RS: Se eles vierem atrás de um livro da estatura e reputação histórica de Maus, algum trabalho é seguro?

JT: Não. Nenhum trabalho é seguro. Você tem que estar preparado, porque cada argumento que você levanta contra Maus poderia ser levantada contra obras que são canônicas de outras maneiras. Muitos “clássicos” têm esses mesmos tipos de objeções que podem ser levantadas.
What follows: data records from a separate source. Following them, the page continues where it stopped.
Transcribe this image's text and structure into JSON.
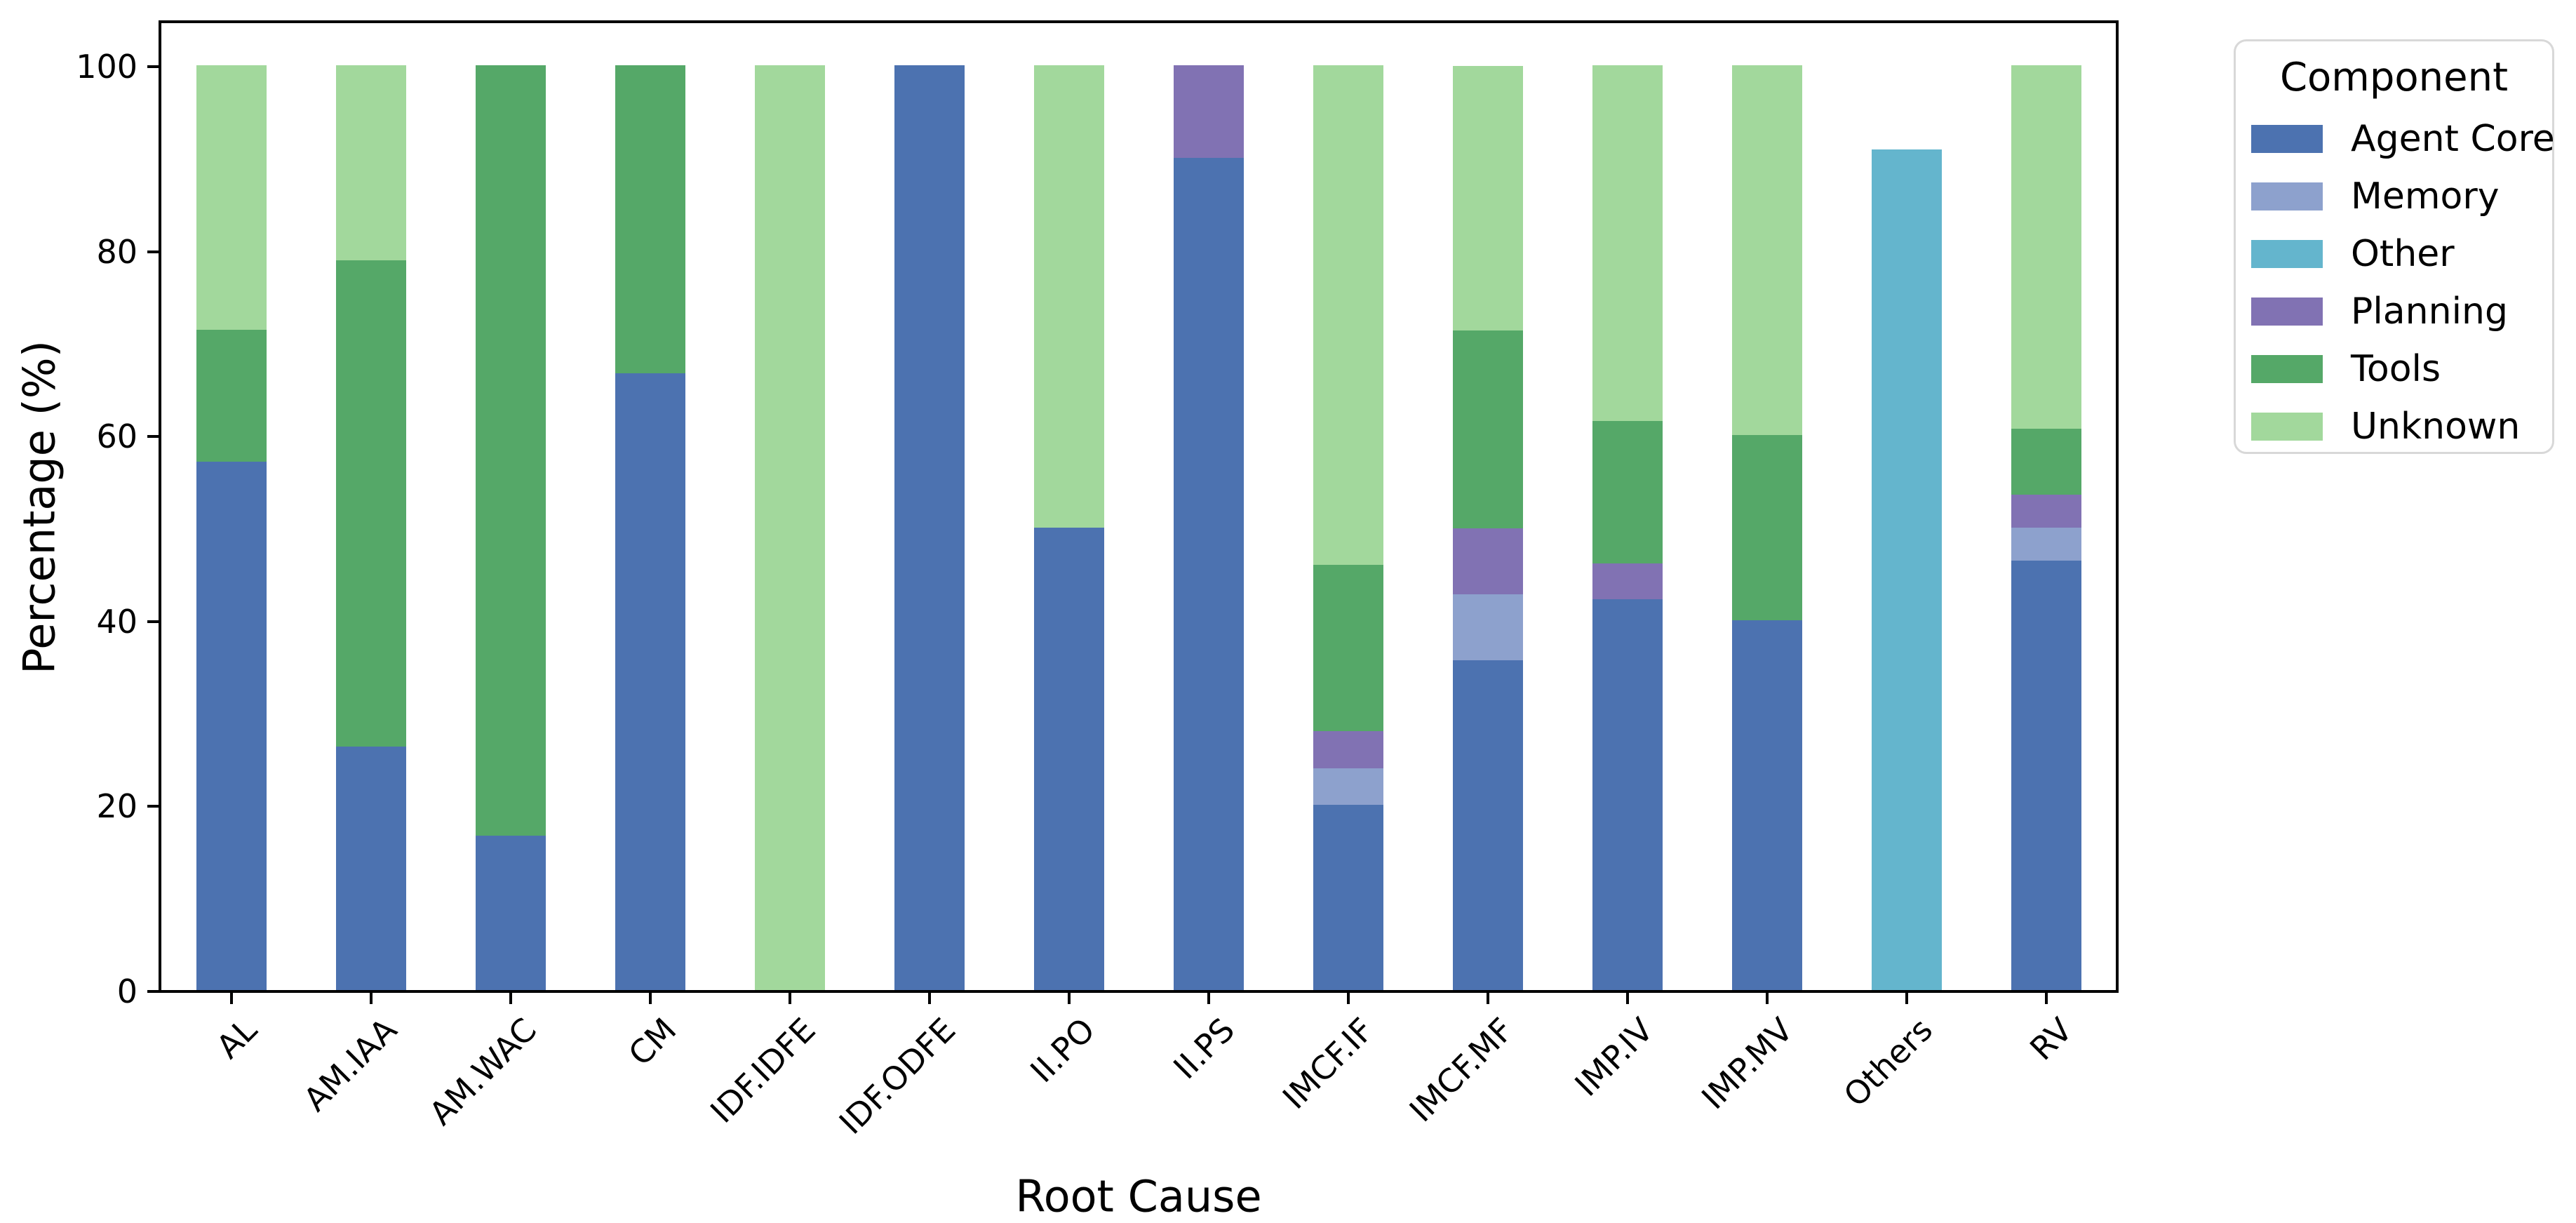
{
  "chart_data": {
    "type": "bar",
    "stacked": true,
    "orientation": "vertical",
    "title": "",
    "xlabel": "Root Cause",
    "ylabel": "Percentage (%)",
    "ylim": [
      0,
      100
    ],
    "yticks": [
      0,
      20,
      40,
      60,
      80,
      100
    ],
    "grid": false,
    "legend_title": "Component",
    "legend_position": "outside-right",
    "categories": [
      "AL",
      "AM.IAA",
      "AM.WAC",
      "CM",
      "IDF.IDFE",
      "IDF.ODFE",
      "II.PO",
      "II.PS",
      "IMCF.IF",
      "IMCF.MF",
      "IMP.IV",
      "IMP.MV",
      "Others",
      "RV"
    ],
    "series": [
      {
        "name": "Agent Core",
        "color": "#4c72b0",
        "values": [
          57.1,
          26.3,
          16.7,
          66.7,
          0,
          100,
          50,
          90,
          20,
          35.7,
          42.3,
          40,
          0,
          46.4
        ]
      },
      {
        "name": "Memory",
        "color": "#8da1cd",
        "values": [
          0,
          0,
          0,
          0,
          0,
          0,
          0,
          0,
          4,
          7.1,
          0,
          0,
          0,
          3.6
        ]
      },
      {
        "name": "Other",
        "color": "#64b5cd",
        "values": [
          0,
          0,
          0,
          0,
          0,
          0,
          0,
          0,
          0,
          0,
          0,
          0,
          90.9,
          0
        ]
      },
      {
        "name": "Planning",
        "color": "#8172b3",
        "values": [
          0,
          0,
          0,
          0,
          0,
          0,
          0,
          10,
          4,
          7.1,
          3.8,
          0,
          0,
          3.6
        ]
      },
      {
        "name": "Tools",
        "color": "#55a868",
        "values": [
          14.3,
          52.6,
          83.3,
          33.3,
          0,
          0,
          0,
          0,
          18,
          21.4,
          15.4,
          20,
          0,
          7.1
        ]
      },
      {
        "name": "Unknown",
        "color": "#a2d89c",
        "values": [
          28.6,
          21.1,
          0,
          0,
          100,
          0,
          50,
          0,
          54,
          28.6,
          38.5,
          40,
          0,
          39.3
        ]
      }
    ]
  }
}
É um momento de aperto, porque ambos os lados reconhecem que os quadrinhos representam o modelo para a alfabetização no século 21.st século, e assim como mais precisamos deles, há pessoas vindo para eles de todo o espectro ideológico.

RS: O que pais e cidadãos podem fazer para evitar que esse tipo de censura se instale em suas comunidades?

JT: É preciso uma coragem tremenda. As pessoas precisam falar. Não apenas nas reuniões do conselho escolar, mas antes disso. Eles precisam recomendar coisas, comunicar o quanto valorizam esse material e por quê. As autoridades supõem que, se receberem uma reclamação, há milhões a mais e, portanto, agem. Precisamos demonstrar a verdadeira diversidade da comunidade. É preciso haver engajamento desde o início. Neste momento, nós que defendemos o material somos feitos de vergonha. Eles querem estigmatizá-lo, deixar as pessoas com medo de colocar isso nas prateleiras ou no currículo. Acho que deveria ser o contrário. Precisamos fazer com que as pessoas se sintam envergonhadas de levantar essas objeções, porque não somos quem somos. Não é isso que este país representa. Envolva-se, engaje-se, ajude as pessoas a entender. Isso é algo que podemos fazer antes que a controvérsia comece.